Santucci property history
In late 2010, the village began receiving complaints about the garage, abandoned and vacant for more than 10 years. The roof was sagging and by the end of July 2011, former Naplate Fire Chief Dave Parrott had the building declared a safety hazard.

The board conducted two public hearings and Michael Santucci, the building's owner, appeared at the first one, agreeing to begin necessary repairs. That was the last time the village had any contact from him and the repairs were never started.

Naplate's ordinance allowed the village to fine Santucci $250 per day until he either brought the building back into a safe condition or had it demolished at his expense. Santucci did not comply and by February 2012, he owed $54,000 in fines.

Village attorney Paul Martin said at the time a court order had re-assessed Santucci's fine to about $27,000. The village was hoping to win $20,000 for demolition costs and out-of-pocket legal expenses during foreclosure proceedings.

Neither the fines nor demolition costs have ever been recovered from Santucci.

The tank was discovered after the village paid for the building's demolition in October/November 2011 at a cost of $9,830 plus an additional $1,350 for asbestos and abatement expenses.

In June 2015, the decision was made to sell the excess property and at that time, it was thought to be the final step in solving the now 8-year-long problem.

The fire marshal's office and the EPA recommended Dynamic, said to be one of the most reputable companies familiar with fire and EPA underground tank removal requirements. The company said the tank's removal could be done in 30 days, if the tank was found to be free from contamination.

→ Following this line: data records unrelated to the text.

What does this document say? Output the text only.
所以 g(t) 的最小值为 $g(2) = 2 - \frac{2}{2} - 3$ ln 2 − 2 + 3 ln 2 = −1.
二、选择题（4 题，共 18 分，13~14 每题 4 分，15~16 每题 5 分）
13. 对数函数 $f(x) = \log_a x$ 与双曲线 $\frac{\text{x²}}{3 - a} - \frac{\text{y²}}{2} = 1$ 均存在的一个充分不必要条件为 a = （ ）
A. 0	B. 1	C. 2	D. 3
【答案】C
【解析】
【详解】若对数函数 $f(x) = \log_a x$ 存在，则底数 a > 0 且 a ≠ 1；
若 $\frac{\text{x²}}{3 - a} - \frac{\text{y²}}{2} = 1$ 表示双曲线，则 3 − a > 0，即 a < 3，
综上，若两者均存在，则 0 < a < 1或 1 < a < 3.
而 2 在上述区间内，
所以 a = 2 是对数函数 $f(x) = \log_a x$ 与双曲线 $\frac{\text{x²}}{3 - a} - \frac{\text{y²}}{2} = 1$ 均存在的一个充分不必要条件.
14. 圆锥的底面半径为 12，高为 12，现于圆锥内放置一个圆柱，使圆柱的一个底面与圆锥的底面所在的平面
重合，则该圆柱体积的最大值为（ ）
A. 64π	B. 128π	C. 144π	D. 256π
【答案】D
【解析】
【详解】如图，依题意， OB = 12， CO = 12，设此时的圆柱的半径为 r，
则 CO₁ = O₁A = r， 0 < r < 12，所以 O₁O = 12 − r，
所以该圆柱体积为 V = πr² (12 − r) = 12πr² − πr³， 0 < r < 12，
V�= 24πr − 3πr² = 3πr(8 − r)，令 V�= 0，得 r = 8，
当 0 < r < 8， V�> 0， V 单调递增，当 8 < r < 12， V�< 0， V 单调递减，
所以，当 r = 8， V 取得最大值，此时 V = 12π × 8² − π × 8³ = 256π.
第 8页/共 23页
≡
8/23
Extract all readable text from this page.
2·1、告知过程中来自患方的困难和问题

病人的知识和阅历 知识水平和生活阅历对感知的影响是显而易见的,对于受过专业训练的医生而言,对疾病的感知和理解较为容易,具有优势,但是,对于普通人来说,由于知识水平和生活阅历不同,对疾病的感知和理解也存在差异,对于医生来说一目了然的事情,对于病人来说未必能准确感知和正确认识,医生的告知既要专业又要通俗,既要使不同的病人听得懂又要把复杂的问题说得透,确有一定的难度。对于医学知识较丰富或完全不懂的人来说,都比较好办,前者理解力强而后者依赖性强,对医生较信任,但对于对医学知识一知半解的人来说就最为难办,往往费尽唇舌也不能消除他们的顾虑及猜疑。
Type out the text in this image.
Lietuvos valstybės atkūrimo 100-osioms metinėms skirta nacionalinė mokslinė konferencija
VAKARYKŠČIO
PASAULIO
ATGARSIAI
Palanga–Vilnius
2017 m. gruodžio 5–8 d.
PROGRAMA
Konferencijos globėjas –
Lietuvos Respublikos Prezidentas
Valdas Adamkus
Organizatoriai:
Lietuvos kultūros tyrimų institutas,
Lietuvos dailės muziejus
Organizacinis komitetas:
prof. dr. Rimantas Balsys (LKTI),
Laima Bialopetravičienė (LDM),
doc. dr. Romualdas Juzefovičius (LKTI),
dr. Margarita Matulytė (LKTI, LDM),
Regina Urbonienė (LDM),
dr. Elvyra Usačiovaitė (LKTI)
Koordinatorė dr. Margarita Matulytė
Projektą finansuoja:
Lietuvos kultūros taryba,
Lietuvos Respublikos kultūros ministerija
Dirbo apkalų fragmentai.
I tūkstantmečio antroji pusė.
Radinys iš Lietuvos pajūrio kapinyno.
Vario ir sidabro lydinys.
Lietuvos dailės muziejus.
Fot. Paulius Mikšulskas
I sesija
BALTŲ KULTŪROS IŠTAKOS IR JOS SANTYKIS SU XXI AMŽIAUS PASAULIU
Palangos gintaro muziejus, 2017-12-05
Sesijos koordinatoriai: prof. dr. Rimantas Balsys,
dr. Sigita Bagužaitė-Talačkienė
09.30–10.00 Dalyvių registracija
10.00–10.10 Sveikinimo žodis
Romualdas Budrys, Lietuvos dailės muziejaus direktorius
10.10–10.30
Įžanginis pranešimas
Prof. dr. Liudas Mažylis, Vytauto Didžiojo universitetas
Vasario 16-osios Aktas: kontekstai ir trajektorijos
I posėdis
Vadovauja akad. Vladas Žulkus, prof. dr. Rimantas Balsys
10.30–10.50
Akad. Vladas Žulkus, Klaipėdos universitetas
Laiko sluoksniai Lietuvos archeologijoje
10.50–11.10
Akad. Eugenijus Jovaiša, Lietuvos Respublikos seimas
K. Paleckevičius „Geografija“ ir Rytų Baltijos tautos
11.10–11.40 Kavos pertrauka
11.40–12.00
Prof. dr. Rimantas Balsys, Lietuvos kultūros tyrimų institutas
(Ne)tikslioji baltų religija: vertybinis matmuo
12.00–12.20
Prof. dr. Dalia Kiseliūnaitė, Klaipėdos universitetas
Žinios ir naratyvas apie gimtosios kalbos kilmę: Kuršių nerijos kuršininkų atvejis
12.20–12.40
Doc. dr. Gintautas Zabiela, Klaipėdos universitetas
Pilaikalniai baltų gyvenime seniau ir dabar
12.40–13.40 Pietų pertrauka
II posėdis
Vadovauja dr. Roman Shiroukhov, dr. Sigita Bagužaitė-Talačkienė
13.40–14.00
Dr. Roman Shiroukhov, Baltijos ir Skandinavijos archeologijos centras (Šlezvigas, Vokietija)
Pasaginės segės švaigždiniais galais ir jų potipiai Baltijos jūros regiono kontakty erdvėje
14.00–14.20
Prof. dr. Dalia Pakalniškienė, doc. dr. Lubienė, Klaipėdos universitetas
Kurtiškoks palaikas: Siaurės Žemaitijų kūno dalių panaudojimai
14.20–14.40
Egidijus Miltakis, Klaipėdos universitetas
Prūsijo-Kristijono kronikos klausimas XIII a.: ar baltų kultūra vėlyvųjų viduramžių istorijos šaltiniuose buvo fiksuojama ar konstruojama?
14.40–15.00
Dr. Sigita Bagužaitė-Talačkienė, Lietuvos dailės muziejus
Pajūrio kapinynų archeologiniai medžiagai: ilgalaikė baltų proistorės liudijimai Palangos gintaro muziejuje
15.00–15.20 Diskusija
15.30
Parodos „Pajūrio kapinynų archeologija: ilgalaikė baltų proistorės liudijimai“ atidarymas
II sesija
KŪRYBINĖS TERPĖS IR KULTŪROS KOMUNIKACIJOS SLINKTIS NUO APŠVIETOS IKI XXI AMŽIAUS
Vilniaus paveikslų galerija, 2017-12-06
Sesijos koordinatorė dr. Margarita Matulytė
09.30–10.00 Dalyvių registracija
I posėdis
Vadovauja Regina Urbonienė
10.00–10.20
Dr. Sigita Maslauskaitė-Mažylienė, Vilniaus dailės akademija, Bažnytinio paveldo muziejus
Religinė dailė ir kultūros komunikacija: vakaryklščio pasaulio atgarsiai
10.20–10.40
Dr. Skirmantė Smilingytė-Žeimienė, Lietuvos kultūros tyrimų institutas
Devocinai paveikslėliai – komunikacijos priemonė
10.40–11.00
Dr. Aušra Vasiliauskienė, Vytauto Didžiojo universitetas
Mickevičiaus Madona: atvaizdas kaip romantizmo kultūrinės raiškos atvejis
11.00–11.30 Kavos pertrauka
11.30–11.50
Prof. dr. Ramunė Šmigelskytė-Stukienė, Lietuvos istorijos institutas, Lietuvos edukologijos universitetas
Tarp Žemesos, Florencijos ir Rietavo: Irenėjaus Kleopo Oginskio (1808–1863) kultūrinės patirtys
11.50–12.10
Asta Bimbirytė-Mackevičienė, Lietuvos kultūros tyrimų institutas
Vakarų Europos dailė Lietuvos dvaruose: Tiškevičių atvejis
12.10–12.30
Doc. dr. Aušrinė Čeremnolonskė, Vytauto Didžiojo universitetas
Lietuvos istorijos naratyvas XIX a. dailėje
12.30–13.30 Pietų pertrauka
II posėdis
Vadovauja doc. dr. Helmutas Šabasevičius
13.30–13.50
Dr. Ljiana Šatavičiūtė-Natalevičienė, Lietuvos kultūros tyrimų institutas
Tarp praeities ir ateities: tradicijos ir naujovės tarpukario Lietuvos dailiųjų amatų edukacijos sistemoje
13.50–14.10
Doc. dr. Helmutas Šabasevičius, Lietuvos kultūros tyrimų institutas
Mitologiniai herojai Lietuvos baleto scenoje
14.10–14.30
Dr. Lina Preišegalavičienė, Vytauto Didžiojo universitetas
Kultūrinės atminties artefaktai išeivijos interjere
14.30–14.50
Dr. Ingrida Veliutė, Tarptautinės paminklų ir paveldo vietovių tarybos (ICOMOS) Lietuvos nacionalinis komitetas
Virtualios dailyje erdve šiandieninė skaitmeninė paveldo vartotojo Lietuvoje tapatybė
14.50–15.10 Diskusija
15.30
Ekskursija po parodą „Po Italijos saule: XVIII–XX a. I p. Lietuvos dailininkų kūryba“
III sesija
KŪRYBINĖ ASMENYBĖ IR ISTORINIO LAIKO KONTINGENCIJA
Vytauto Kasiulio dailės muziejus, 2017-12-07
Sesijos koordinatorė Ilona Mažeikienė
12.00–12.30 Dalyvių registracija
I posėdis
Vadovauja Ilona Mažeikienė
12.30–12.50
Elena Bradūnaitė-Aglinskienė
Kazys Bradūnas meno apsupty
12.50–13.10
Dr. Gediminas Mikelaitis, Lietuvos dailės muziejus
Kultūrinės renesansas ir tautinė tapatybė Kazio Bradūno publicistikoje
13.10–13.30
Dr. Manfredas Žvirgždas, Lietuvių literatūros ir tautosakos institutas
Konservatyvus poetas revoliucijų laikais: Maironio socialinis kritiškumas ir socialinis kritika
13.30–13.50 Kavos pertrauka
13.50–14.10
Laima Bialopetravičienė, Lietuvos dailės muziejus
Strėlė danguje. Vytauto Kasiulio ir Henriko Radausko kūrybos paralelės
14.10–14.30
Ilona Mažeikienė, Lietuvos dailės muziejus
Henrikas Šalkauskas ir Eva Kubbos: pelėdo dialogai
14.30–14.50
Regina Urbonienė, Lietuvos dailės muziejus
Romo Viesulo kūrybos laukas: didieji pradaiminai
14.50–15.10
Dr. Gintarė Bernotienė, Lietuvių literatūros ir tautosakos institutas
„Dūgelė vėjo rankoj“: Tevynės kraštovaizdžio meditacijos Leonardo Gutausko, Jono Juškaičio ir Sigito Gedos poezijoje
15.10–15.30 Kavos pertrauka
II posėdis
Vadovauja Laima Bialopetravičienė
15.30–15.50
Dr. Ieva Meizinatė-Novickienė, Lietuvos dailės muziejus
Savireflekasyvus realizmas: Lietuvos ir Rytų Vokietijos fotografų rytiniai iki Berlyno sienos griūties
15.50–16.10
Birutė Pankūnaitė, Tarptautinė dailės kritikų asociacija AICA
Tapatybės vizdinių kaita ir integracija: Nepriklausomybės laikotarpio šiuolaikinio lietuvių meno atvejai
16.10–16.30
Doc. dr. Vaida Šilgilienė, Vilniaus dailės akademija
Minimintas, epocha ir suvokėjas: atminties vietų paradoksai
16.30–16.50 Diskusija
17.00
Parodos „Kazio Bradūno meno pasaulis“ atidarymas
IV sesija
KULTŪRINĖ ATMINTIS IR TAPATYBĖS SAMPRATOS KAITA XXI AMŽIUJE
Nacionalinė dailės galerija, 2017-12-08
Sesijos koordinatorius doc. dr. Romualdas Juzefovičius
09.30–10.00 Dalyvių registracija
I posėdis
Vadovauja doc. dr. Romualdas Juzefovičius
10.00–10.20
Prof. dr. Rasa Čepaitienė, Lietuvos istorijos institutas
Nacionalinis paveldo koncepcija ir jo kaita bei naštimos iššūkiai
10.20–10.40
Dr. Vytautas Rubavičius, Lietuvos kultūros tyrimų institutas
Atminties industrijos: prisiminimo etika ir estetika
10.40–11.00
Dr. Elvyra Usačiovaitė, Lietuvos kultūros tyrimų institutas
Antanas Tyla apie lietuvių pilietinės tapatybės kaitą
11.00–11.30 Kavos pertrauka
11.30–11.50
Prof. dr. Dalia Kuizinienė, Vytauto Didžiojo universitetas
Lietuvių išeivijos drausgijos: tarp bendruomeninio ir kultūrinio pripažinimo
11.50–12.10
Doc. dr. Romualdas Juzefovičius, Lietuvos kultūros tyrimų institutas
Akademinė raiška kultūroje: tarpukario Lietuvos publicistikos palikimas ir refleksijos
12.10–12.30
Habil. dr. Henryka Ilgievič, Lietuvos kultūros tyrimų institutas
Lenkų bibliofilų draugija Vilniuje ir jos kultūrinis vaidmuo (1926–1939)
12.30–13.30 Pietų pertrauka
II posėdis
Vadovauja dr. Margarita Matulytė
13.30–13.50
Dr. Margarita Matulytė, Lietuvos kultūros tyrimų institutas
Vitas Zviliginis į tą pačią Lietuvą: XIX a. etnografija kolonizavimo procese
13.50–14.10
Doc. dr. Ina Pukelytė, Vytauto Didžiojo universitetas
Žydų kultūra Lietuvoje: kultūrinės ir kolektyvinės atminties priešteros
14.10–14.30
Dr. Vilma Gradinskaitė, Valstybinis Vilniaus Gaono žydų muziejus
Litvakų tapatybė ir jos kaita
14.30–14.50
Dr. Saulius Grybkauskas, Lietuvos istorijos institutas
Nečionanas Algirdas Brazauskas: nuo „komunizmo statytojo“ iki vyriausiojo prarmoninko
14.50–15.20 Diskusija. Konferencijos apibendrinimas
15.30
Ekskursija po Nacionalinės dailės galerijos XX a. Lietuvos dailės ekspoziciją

In October 2016, the board approved a motion to pay Dynamic Environmental, of Lake Worth, Fla., $6,000 to remove the 1,000 gallon capacity gravel-filled underground storage tank that had been buried on the property since 1992.

The company arrived to remove the tank, only to discover its equipment was not large enough for the job. Dynamic offered to come back with larger equipment but at an increased quote of $7,500 to cover the cost of their time and the fact they didn't have the correct equipment.

"We didn't think at the time that we should have to pay an additional cost because of a mistake Dynamic made," Ludwig said this week. "The environmental tests have all been good and right now we just need to get this tank removed. I'm thinking that the board will have to take some sort of legal action but for now, we just want this situation resolved."

Mooney said the board is investigating the possibility of work at the property across the street from Village Hall, 2000 Ottawa Avenue.

"The building is becoming a safety hazard and it's been an eyesore for several years."